Iran announced on Monday it was yanking its entry in the Oscars race because of the “intolerable insult” of the “Innocence of Muslims” film that has angered Muslims in several countries.
“I am officially announcing that in reaction to the intolerable insult to the Great Prophet of Islam we will refrain from taking part in this year’s Oscars and we ask other Islamic nations to show their protest like this,” Culture Minister Mohammad Hosseini declared, according to the ISNA news agency.
Iran was pulling its sole movie entered in the Academy Awards, “A Cube of Sugar,” after discussions with its production company, he said.
The move reflected Iran’s fury over the low-budget film that ridicules the prophet Mohammed.
Excerpts of it dubbed into Arabic and available on the Internet have sparked protests in many Muslim countries, some of which have turned deadly, including one September 11 incident in Libya in which the U.S. ambassador to that country and three other officials were killed.
Several non-violent protests against the film have taken place in Tehran.
“This film was made in America and the Oscars are held there, and so far no official stance by the nation which made this film has been taken,” Hosseini said, according to ISNA.

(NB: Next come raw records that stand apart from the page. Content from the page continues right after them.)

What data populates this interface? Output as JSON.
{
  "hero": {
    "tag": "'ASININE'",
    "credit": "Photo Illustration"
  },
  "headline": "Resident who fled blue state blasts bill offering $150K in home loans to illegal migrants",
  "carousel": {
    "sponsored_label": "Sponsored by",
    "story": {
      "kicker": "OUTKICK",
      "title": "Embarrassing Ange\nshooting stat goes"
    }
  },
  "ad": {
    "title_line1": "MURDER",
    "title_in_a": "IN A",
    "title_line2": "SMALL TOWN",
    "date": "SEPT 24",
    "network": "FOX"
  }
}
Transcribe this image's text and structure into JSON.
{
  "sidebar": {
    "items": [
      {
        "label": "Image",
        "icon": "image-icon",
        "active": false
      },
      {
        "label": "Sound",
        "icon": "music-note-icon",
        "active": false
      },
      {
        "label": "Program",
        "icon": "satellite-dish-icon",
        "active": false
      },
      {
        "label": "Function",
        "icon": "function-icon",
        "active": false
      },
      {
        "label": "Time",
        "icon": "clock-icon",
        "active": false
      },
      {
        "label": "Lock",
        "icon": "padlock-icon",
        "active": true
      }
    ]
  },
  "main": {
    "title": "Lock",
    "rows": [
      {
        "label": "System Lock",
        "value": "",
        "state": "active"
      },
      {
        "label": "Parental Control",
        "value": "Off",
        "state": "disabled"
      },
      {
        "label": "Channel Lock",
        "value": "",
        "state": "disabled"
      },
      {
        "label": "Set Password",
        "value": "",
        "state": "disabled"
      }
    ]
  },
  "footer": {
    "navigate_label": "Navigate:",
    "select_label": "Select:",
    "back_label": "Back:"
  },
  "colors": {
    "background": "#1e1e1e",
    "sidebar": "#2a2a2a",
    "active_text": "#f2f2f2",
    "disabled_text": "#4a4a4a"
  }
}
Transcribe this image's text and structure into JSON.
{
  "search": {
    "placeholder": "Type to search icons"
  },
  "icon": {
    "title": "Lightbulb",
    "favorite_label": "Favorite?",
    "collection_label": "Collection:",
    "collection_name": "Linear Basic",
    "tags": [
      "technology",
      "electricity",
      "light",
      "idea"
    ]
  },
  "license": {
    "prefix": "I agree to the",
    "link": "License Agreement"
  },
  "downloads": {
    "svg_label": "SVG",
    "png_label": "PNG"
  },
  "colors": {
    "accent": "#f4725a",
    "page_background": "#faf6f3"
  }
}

In the last Academy Awards, held in February this year, an Iranian film, “A Separation,” won the Oscar for best foreign language film. The Iranian film beat out Israel’s ”Footnote,” a movie on the relationship between a father and son, both Talmudic scholars at an Israeli university, and the intrigues that are rife in the competitive field of academic Talmudic research.
Iran’s state television later announced that the country’s foreign film success at the Oscars was a victory over Israel.